Directors admit they are becoming part of the establishment they set out to challenge
dRMM is “capable of anything” after its Stirling victory and has infrastructure and overseas cultural projects in its sights, said co-founder Alex de Rijke.
The practice is hungry to take on schemes that would “test our creativity to the hilt”. This could include new sectors or cultures, but also more strategic projects.
Winning the Stirling Prize, for Hastings Pier, has given them confidence to tackle complex structural problems, the directors said in an interview with BD. And they’re hiring.
“We are capable of anything,” said de Rijke. “We have been for a while. Now it’s been recognised. We have the authority, the talent, the firepower – we are big enough to do anything.”

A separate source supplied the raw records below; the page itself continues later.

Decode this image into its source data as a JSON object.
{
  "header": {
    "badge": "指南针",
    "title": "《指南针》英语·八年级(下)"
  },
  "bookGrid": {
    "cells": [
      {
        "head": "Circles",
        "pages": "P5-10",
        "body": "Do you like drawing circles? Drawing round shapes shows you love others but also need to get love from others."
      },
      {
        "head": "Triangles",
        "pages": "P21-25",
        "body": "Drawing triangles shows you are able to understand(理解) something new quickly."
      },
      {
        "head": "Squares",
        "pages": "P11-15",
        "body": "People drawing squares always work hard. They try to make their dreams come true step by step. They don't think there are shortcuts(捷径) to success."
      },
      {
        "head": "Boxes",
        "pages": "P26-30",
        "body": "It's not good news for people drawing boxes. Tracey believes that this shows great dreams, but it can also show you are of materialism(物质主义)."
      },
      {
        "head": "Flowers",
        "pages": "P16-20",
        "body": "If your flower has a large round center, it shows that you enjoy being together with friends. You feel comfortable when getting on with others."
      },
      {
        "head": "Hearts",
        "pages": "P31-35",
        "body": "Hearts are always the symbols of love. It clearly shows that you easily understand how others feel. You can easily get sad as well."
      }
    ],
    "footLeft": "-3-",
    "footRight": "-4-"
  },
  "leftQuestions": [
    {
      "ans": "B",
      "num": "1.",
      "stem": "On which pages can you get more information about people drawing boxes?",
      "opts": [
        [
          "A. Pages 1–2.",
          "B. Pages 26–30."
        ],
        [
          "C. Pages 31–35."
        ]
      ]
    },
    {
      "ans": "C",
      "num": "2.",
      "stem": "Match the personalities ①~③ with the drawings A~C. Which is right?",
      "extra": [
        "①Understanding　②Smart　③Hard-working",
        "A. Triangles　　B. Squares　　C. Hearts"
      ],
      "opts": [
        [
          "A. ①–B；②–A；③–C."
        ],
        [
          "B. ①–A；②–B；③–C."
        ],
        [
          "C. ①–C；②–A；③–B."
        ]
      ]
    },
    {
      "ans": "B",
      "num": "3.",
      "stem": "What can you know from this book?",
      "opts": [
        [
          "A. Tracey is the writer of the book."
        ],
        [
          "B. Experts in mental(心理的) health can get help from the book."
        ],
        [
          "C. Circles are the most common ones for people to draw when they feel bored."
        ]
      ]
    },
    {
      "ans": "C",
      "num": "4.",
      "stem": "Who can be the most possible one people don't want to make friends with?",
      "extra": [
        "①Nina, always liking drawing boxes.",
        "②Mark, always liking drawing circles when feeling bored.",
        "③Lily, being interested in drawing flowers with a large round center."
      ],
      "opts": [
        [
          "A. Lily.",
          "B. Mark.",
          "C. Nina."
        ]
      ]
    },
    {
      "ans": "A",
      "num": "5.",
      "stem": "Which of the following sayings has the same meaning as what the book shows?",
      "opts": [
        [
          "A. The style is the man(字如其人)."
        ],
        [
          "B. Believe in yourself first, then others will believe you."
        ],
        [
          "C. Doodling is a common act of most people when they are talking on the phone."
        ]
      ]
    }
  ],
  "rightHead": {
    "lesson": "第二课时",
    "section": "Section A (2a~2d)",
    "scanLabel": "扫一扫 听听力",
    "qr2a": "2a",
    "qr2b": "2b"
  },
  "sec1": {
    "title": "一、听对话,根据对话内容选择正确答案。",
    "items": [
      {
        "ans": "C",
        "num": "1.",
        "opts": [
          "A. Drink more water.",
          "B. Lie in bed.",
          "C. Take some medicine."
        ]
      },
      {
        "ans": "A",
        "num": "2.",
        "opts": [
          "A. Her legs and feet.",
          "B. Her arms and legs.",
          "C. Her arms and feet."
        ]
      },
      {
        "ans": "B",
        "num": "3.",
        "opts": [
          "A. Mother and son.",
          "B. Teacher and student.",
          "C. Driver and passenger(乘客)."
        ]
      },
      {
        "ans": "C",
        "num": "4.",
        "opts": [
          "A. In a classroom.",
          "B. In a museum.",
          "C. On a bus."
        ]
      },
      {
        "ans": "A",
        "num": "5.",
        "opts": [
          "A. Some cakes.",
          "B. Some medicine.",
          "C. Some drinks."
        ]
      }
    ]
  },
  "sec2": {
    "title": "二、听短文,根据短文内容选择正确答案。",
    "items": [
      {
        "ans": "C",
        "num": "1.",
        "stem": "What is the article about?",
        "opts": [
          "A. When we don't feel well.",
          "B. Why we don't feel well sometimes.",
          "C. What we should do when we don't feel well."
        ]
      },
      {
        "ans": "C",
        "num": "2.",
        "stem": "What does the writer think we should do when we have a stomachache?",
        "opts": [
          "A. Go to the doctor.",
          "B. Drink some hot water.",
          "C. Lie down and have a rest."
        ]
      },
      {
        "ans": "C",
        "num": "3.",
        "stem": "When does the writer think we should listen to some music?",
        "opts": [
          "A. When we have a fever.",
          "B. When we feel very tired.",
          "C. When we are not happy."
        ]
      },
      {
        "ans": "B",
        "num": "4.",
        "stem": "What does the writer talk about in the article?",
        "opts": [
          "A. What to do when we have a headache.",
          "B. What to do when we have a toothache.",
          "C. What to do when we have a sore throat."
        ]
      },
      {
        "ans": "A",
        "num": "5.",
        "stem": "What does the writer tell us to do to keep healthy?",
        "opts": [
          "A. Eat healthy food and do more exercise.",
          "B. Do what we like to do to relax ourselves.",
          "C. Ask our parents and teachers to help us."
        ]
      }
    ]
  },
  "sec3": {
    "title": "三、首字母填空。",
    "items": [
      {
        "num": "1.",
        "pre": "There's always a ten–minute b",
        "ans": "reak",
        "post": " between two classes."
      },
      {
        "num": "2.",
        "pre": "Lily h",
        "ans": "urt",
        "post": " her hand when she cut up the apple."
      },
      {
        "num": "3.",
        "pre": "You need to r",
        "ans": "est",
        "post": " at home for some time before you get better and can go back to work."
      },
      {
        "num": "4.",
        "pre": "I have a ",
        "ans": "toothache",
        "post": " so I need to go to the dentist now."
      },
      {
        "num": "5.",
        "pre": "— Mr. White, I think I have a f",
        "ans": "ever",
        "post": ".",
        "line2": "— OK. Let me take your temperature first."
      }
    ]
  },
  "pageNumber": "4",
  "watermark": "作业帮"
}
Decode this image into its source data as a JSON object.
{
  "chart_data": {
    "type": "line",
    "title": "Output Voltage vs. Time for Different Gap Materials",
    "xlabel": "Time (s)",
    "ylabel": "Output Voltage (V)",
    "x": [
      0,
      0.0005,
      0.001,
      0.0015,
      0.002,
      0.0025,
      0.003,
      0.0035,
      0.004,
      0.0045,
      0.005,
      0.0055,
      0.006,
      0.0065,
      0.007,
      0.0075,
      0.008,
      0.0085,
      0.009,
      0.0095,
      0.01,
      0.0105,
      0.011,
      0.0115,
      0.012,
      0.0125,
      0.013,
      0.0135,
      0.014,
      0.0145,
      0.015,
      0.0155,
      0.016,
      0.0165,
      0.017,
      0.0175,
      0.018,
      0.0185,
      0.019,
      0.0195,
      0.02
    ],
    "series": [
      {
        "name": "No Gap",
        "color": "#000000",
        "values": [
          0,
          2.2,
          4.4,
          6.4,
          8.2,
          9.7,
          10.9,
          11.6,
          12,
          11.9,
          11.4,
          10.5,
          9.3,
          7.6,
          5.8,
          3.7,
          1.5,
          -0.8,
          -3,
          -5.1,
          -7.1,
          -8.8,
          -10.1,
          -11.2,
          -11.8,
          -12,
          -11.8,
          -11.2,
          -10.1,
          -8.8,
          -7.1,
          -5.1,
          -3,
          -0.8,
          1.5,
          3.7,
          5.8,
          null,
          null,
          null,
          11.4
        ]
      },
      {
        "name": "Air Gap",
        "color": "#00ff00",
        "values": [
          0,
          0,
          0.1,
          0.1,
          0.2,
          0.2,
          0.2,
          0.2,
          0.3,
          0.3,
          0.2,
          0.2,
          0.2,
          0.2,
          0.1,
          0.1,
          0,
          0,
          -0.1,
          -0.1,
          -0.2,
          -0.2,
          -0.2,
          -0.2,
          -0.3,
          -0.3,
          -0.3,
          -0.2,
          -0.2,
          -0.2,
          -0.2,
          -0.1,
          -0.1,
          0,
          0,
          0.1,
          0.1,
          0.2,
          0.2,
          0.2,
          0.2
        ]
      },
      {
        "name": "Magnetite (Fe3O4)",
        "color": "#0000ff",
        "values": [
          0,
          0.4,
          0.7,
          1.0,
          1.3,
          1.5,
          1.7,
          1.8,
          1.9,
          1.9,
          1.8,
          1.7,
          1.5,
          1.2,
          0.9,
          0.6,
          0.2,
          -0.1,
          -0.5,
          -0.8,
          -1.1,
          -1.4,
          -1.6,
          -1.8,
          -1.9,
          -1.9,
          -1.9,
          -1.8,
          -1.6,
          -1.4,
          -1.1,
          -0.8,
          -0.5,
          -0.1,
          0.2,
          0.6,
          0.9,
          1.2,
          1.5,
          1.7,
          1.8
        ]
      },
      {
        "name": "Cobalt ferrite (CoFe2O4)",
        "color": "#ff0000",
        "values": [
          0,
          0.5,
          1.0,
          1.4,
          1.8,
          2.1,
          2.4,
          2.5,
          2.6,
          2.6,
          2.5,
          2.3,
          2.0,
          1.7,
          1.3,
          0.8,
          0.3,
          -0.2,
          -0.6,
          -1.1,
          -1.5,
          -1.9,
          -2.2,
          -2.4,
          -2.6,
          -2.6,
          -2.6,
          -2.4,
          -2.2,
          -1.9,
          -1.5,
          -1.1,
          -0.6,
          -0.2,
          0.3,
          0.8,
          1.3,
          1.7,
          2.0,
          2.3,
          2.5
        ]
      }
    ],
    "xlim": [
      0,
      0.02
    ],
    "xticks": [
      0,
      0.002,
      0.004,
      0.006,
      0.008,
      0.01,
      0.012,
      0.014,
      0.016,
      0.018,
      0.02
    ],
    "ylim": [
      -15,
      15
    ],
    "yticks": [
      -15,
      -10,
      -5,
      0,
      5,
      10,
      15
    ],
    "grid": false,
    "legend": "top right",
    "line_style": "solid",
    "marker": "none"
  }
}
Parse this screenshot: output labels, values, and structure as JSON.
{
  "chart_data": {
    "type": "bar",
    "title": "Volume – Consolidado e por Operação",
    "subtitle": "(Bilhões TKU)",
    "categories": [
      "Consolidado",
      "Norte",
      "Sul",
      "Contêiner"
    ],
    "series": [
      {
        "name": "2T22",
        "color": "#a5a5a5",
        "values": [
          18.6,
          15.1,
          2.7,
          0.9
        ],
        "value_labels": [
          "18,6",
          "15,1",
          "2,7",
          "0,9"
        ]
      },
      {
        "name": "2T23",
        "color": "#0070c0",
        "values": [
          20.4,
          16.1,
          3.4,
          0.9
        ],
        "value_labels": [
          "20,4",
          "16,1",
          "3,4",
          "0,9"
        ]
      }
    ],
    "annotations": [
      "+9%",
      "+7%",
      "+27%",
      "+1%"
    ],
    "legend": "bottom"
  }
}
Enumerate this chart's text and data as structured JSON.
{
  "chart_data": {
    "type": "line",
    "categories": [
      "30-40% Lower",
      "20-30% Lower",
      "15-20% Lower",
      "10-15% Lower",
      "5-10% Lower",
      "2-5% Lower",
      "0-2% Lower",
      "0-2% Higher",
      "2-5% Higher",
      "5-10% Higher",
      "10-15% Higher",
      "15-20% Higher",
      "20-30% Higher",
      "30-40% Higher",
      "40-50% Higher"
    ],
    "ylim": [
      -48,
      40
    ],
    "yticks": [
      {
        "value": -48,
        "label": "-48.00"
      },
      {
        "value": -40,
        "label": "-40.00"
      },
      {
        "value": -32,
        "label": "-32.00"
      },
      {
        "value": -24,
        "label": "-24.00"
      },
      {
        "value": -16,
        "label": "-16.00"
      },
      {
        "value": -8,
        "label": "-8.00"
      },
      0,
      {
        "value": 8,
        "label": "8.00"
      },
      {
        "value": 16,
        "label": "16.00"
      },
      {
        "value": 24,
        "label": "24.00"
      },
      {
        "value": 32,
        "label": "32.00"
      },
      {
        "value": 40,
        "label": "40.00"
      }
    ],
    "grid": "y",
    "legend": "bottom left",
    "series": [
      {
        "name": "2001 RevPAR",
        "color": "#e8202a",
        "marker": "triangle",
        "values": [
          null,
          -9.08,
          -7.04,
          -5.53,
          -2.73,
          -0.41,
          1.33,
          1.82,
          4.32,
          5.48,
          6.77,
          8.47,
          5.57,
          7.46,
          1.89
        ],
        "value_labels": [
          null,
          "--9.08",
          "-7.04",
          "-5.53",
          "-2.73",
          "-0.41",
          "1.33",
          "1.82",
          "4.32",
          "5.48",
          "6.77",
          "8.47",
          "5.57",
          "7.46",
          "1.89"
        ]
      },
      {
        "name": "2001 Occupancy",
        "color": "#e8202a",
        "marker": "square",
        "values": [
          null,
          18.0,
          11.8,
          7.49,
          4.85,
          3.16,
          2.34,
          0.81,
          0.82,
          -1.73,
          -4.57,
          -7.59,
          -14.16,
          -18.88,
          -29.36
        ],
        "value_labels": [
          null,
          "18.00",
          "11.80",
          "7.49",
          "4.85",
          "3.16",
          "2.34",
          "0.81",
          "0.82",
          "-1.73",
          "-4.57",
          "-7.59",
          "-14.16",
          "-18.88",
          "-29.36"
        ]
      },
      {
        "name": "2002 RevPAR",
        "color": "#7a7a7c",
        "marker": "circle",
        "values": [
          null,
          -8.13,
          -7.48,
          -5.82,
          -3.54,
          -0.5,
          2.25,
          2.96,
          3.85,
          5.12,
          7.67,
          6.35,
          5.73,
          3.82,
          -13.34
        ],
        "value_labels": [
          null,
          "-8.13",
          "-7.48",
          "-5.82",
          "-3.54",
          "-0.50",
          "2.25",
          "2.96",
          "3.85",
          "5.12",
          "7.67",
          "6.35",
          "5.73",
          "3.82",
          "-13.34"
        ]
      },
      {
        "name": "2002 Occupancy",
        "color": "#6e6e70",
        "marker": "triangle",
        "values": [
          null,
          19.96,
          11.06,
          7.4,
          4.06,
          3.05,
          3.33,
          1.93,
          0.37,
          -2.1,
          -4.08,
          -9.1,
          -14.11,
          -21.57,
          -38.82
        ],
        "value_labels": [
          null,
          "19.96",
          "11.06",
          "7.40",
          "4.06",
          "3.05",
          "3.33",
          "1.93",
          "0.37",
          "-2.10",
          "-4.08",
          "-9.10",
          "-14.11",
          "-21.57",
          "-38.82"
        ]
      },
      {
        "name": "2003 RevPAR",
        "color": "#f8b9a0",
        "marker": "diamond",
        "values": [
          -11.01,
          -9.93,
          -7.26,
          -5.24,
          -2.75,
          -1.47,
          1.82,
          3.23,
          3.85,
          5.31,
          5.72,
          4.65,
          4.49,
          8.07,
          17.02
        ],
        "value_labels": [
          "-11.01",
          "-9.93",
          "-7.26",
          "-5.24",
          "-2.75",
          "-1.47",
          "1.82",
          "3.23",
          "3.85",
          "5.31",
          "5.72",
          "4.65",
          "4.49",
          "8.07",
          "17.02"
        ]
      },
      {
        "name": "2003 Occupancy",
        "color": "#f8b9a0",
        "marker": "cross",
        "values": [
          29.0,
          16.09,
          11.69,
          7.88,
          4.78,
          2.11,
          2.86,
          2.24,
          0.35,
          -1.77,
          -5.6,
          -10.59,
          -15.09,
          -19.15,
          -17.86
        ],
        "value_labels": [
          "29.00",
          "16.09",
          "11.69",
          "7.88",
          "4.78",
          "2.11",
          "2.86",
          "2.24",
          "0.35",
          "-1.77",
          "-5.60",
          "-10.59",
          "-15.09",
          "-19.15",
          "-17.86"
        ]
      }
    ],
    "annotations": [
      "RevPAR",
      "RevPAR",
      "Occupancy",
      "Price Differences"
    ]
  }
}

Infrastructure or strategic level work, as well as an overseas cultural project like a museum or gallery would all be tempting, he said.
The phone has not been ringing off the hook with commissions since the Stirling win, they admitted, but they were overwhelmed by a deluge of congratulatory calls and emails.
“There’s more interest in the practice,” said Jonas Lencer, who became the fourth director two years ago, joining founders de Rijke, Marsh and Sadie Morgan.
“You can see that people are suddenly aware of us. We’re in conversation with a few people but there’s no landmark scheme that’s just landed. I think that might not happen and that’s fine. For us it’s more the long-term impact on the type of projects and the practice which is important.”
Marsh described the Stirling win as “an endorsement of the 22 years we have been in pursuit of design excellence”.
He said the diversity of dRMM’s work was the practice’s strength and they wanted to continue that, ideally taking on schemes involving multiple sectors.
“A project that contained many different threads would be fantastic to test our design abilities,” he said. “If you come to a new sector afresh you can quite easily challenge the conventions. People get too comfortable. You need people to come and shake things up.”
Lencer added: “We are getting more and more involved in strategic masterplanning and the bigger picture, trying to bring different stakeholders together and different functions and how to orchestrate them on a larger, strategic level. That’s what the practice could really contribute to: how do we develop our cities and move forward in the next century? We have so many challenges we need to look at.”
The practice, which currently has around a dozen projects at all scales on its books, wins most of its work through competitions, said de Rijke. Increasingly, those are invited rather than open competitions.
“You inexorably become part of the establishment you wish to challenge,” he said.